Though I had discovered that Piper liked to joke, she was serious about this. About planting a garden.

“What?” she asked, tilting her head as if to regard the surprise I knew was painted nowhere on my expression. “You think I should rot away inside, trying to carve knives into shanks and plot my escape?”

My lips thinned in an effort not to smile. “You don’t need to carve knives into anything, they’re already a weapon.”

Her face went blank then she nodded quickly. “Thanks for the pointer—pun intended. I’ll stow that away for when I do intend to stab you. For now, it’ll just be that.” She gestured to the list. “And don’t worry, I won’t try to run while you’re gone. I’m not that stupid.”

Again, she was being serious. Though it was human nature to try to break out when you were in captivity, she had seemed to accept her cage without question. Because she was smart enough to understand just how imprisoned she really was.

Though it was rough terrain and a long way to any civilization, I didn’t doubt Piper had the capability to escape if she really set her mind to it. She could get away from me, for a time anyway. And she likely wasn’t stupid enough to alert authorities, knowing Stone had connections to everything. Which meant she’d try to run. With no funds, and no ID. Maybe she had contacts I didn’t know about who could procure her fake identification, money, but I doubted it.

Even if she did have those connections, she was aware of the noose we’d placed figuratively around her sister’s head.
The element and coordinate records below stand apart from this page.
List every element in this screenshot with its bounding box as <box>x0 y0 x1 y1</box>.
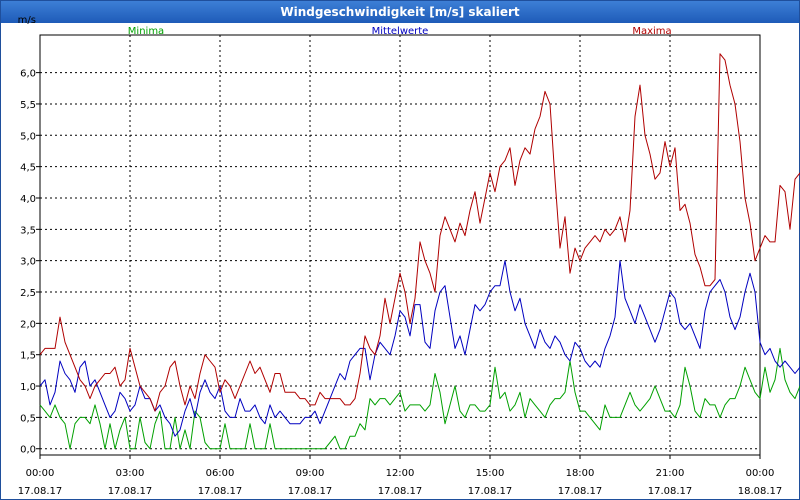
x-tick-date-label: 17.08.17 <box>468 486 513 497</box>
y-tick-label: 4,5 <box>20 163 36 174</box>
y-tick-label: 1,5 <box>20 351 36 362</box>
x-tick-date-label: 17.08.17 <box>378 486 423 497</box>
y-tick-label: 2,0 <box>20 319 36 330</box>
y-tick-label: 3,0 <box>20 257 36 268</box>
y-tick-label: 0,5 <box>20 413 36 424</box>
x-tick-date-label: 18.08.17 <box>738 486 783 497</box>
x-axis: 00:00 17.08.17 03:00 17.08.17 06:00 17.08.17 0… <box>18 455 783 497</box>
x-tick-time-label: 21:00 <box>656 468 685 479</box>
y-tick-label: 6,0 <box>20 69 36 80</box>
x-tick-date-label: 17.08.17 <box>198 486 243 497</box>
legend-entry-mittelwerte: Mittelwerte <box>372 26 429 37</box>
x-tick-time-label: 18:00 <box>566 468 595 479</box>
x-tick-time-label: 06:00 <box>206 468 235 479</box>
x-tick-date-label: 17.08.17 <box>288 486 333 497</box>
y-axis: 0,0 0,5 1,0 1,5 2,0 2,5 3,0 3,5 4,0 4,5 5,0 5,5 6,0 m… <box>18 15 40 456</box>
x-tick-time-label: 00:00 <box>26 468 55 479</box>
y-tick-label: 0,0 <box>20 445 36 456</box>
x-tick-date-label: 17.08.17 <box>558 486 603 497</box>
legend-entry-minima: Minima <box>128 26 164 37</box>
x-tick-date-label: 17.08.17 <box>108 486 153 497</box>
y-tick-label: 5,5 <box>20 100 36 111</box>
y-tick-label: 1,0 <box>20 382 36 393</box>
y-tick-label: 2,5 <box>20 288 36 299</box>
x-tick-date-label: 17.08.17 <box>648 486 693 497</box>
legend-entry-maxima: Maxima <box>632 26 671 37</box>
x-tick-time-label: 12:00 <box>386 468 415 479</box>
x-tick-time-label: 09:00 <box>296 468 325 479</box>
chart-svg: 0,0 0,5 1,0 1,5 2,0 2,5 3,0 3,5 4,0 4,5 5,0 5,5 6,0 m… <box>18 15 800 497</box>
y-tick-label: 3,5 <box>20 225 36 236</box>
y-axis-label: m/s <box>18 15 36 26</box>
x-tick-time-label: 00:00 <box>746 468 775 479</box>
y-tick-label: 5,0 <box>20 131 36 142</box>
x-tick-time-label: 15:00 <box>476 468 505 479</box>
x-tick-time-label: 03:00 <box>116 468 145 479</box>
x-tick-date-label: 17.08.17 <box>18 486 63 497</box>
y-tick-label: 4,0 <box>20 194 36 205</box>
I’d be expected to kill her sister if she did run.

The thought made my throat constrict.

Piper’s sister was all she had. Everything to her. That was plain. And killing her would be inflicting a mortal wound upon Piper.

The thought of causing any harm to Piper’s sister made my insides clench. A foreign reaction for me. I battled against it, denied the power she was quickly wielding over me.

She wouldn’t do it. Wouldn’t run. Wouldn’t force my hand like that. She was going to plant a garden.

It was her way of keeping herself alive, intact. And the quickest way to nip that in the bud was to refuse her. The entire goal of this assignment was to pull her apart, not to give her ways to bring things to life.

Yet I took the list.

Piper

After leaving Knox sitting outside with my list, I stomped inside, first removing my muddy boots then going to the bathroom. I was in dire need of a shower. The thin layer of dirt and grime covering my body felt good, though. Reminded me of the long, sticky summer days with my grandmother. Our hands in the soil, her raspy, patient voice telling me which plants were weeds and which weren’t.

Leaning against the door to the bathroom, I squeezed my eyes shut at the onslaught of the memory, once so sweet, warm and pure, now painful and bitter upon reflection.

I missed her terribly. Like a dull ache. Aside from Daisy, she was the only true kind of unconditional love I’d experienced. Her love was not dependent on outward factors: access to mood-altering substances, how I’d acted that day, whether or not a sports team had won or lost. No, it was as constant as the sun, the moon, the stars. A guiding light.

Without it, parts of me felt cold, dead.

I unfurled my fists, opening my palm to contemplate the crushed-up butt I was still holding.

I lifted it closer to my face, inhaling the acrid smell of chemicals and tobacco. My nose should’ve turned up at the scent. It reminded me of dive bars and rock bottoms.

But it didn’t.

That scent was mixed with the dirt on my hands, the fragrance of wildflowers and sunshine and … Knox.

I must’ve been imagining that last part. The sheer force of the scent from the cigarette would drown out any other fragrance.

Yet I smelled him. Earthy. Salty. Wrong.

My feet directed me to the toilet. Flushing it down was my original plan. But as I hovered over the bowl, butt in hand, I hesitated.

This thing was nothing but trash.

But it was an indicator of Knox having a flaw. Being human.

Instead of flushing it, my hand clasped around it, keeping it for reasons unknown.